Predicting environment types
The Random Forest classifier which was trained to predict the 3 different environments by using weighted species2vec embeddings achieved accuracy = 87% and mmce = 0.131. The decision boundaries are plotted on Figure 5, showing a clear separation between the environment types2.
Discussion
The results obtained in this study prove that the concept of generating species embeddings is meaningful statistically and ecologically. The initial observation of the most similar species (Figure 2) confirms that the vector generated for Grammomys ibeanus indeed represents it as occupying the same niche as the other listed species (Grammomys macmillani 3, Praomys delectorum, Mastomys erythroleucus and others).

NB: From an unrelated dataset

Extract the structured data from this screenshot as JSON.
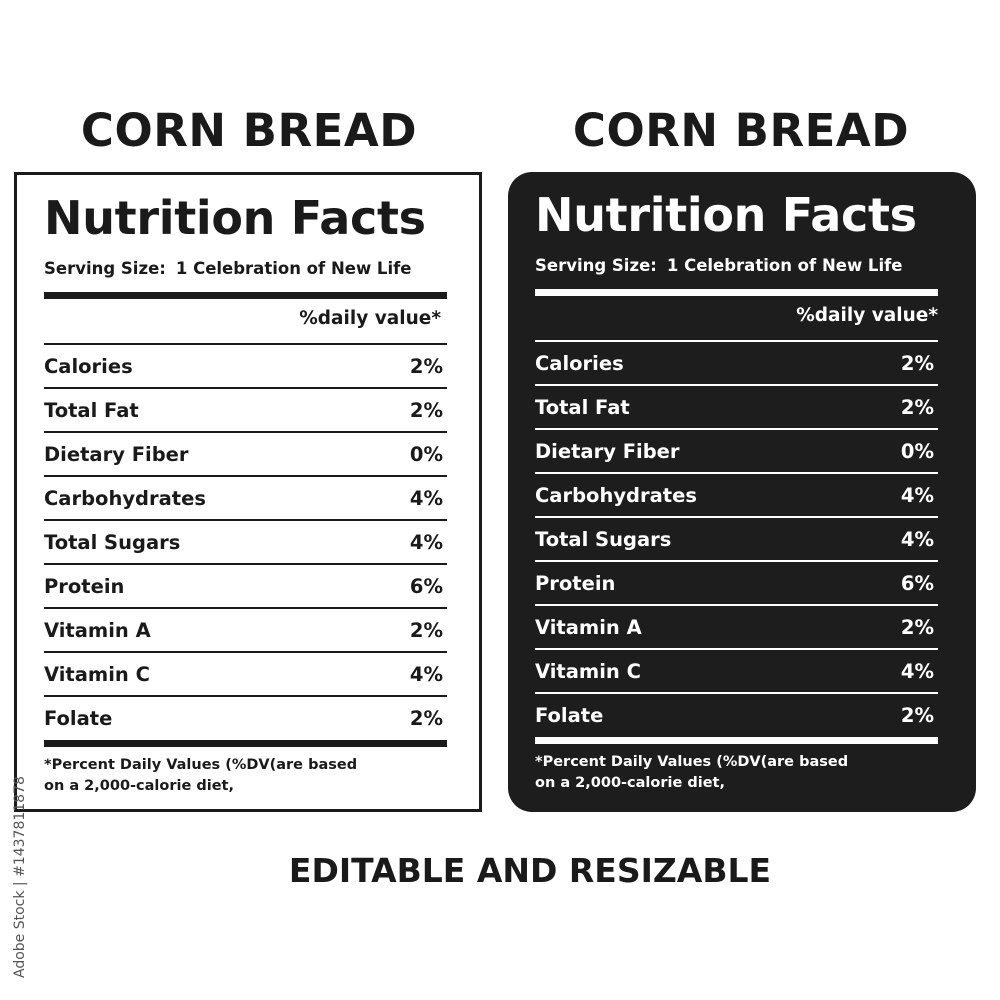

The t-SNE visualisation (Figure 3) provides further evidence for this. Some information is lost by reducing the dimensions, but still the separation between different biotopes is clear. A potential future improvement of this plot is to generate an interactive 3D visualisation that would allow for even deeper exploration, since even more deeper patterns in local communities can be discovered (i.e. can we see a separation between sub-saharan african species and those to the north?). The high classification accuracy for the environment type classification dataset proves that a vector representation of a species can also represent its environment successfully. Environments represented by the weighted associated species vectors could be distunguished strongly, even with a low number of features (≤ 6) and having data from relatively similar environments.
species2vec as a method can be used in solving a variety of ecological problems and challenges. Domain experts in the field can benefit greatly from having a tool which can recommend which species are most likely to be encountered next in the environment. Related to this, researchers can assess and classify differences in habitats in a more accurate way by using the weighted vectorized species representations instead of simple raw counts. Those differences in habitats can have large ecological significance if they are caused by direct habitat descruction or climate change. Invasive species can also be classified by using their embeddings.
Future work
The embeddings are available in a GitHub repository (https://github.com/boyanangelov/species2vec/) and also archived on Zenodo (https://zenodo.org/record/1477661). The current version of species2vec (v1.0) provides embeddings for mammals only. It can be interesting and useful to generate embeddings of other separate groups of organisms (insects, birds) or to include all taxonomic groups available in GBIF (also flora). The aforementioned interactive exploration tool can also prove to be useful to domain experts.
Acknowledgments
The author wants to ackwowledge GBIF for providing the dataset used for the study.